10. NON-SOLICITATION & NON-COMPETITION. During the License Term, EST shall
not, except with the prior written approval of TTGL in each instance, directly
or indirectly, (i) hire, solicit, or encourage to leave the employ of TTGL or
any affiliate entity, any person employed by TTGL or any affiliated entity; (ii)
participate in the solicitation of any business of any type presently conducted
or which may from time to time be conducted by TTGL or any affiliated entity
from any person or entity which was, or which from time to time may be, a
customer of TTGL or any affiliated entity; (iii) be engaged or interested,
directly or indirectly, as an officer, director, stockholders (excepting less
than one (1%) percent interest in a publicly traded company), employee, partner,
individual proprietor, investor or consultant, or in any other manner or
capacity whatsoever, in any business that involves the production, distribution
or marketing of products or services competitive with any Application as defined
in the L & D Agreement, currently, or which from time to time may be, produced,
distributed or marketed by TTGL or any affiliated entity, in any place in which
TTGL or any affiliated entity conducts such a business.
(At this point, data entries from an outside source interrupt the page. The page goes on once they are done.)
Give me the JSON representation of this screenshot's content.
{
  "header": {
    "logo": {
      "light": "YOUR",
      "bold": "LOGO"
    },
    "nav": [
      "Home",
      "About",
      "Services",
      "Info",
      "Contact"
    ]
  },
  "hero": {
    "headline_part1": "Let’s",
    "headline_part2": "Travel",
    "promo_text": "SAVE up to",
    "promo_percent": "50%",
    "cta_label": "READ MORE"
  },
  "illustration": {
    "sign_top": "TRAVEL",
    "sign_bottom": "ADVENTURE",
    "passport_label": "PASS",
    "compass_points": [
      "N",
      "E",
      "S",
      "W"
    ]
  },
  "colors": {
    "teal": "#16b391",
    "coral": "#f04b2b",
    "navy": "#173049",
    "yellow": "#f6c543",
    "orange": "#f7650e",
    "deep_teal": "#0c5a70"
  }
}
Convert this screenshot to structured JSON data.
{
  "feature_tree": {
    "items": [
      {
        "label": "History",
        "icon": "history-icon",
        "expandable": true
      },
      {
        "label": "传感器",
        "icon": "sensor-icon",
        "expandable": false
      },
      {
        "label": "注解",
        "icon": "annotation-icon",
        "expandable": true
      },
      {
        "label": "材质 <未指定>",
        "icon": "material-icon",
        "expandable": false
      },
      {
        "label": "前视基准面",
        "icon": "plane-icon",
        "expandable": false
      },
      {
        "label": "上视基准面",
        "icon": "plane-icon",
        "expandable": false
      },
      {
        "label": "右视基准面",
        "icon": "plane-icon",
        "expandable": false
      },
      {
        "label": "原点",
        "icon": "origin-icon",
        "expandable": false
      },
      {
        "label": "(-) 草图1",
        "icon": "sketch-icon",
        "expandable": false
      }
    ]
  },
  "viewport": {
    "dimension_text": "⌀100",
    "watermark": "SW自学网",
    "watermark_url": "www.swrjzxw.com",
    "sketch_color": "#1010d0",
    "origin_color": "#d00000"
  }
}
If any provision of
Section would be held to be unenforceable because of the scope, duration or area
of its applicability, the court making such determination shall have the power
to, and shall, modify such scope, duration or area, or all of them, to the
minimum extent necessary to make such modified form.
11. ENFORCEMENT OF CONFIDENTIALITY, NON-SOLICITATION AND NON-COMPETITION
AGREEMENTS. EST hereby acknowledges that the TTGL will not have an adequate
remedy at law in the event of any breach by her of any provision of Section 9 or
10 of this Agreement and that TTGL will suffer irreparable damage and injury as
a result of any such breach. Accordingly, in the event of EST's breach or
threatened breach of any provision of Section 9 or 10 of this Agreement, EST
hereby consents to the granting of a temporary restraining order, preliminary
injunction and/or permanent injunction against it or any court of competent
jurisdiction prohibiting EST from committing or continuing any such breach or
threatened breach.
12. MISCELLANEOUS.
12.1 NOTICES. All notices which are required or may be given pursuant to
the terms of this Agreement shall be in writing and shall be deemed duly given
when delivered to the respective offices of TTGL and EST at the addresses
specified in this Agreement, unless notified otherwise of an address change in
writing at least thirty (30) days in advance.
12.2 HEADINGS. Headings of this Agreement are for convenience only and
shall not affect the interpretation of the terms of this Agreement.
12.3 WAIVER. If either party should waive any breach of any provision of
this Agreement, it shall not thereby be deemed to have waived any preceding or
succeeding breach of the same or any other provision hereof.
12.4 SEVERABILITY. It is the intent of the parties that in case any one or
more of the provisions contained in this Agreement shall be held to be invalid
or unenforceable in any respect, such invalidity, illegality or unenforceability
shall not affect the other provisions of this Agreement, and this Agreement
shall be construed as if such invalid, illegal, or unenforceable provision had
never been contained herein.
12.5 This Agreement shall be binding upon and inure to the benefit of EST
and its successors and assigns, including without limitation, any corporation
which may acquire all or substantially all of EST's assets and business or with
or into which EST may be consolidated or merged.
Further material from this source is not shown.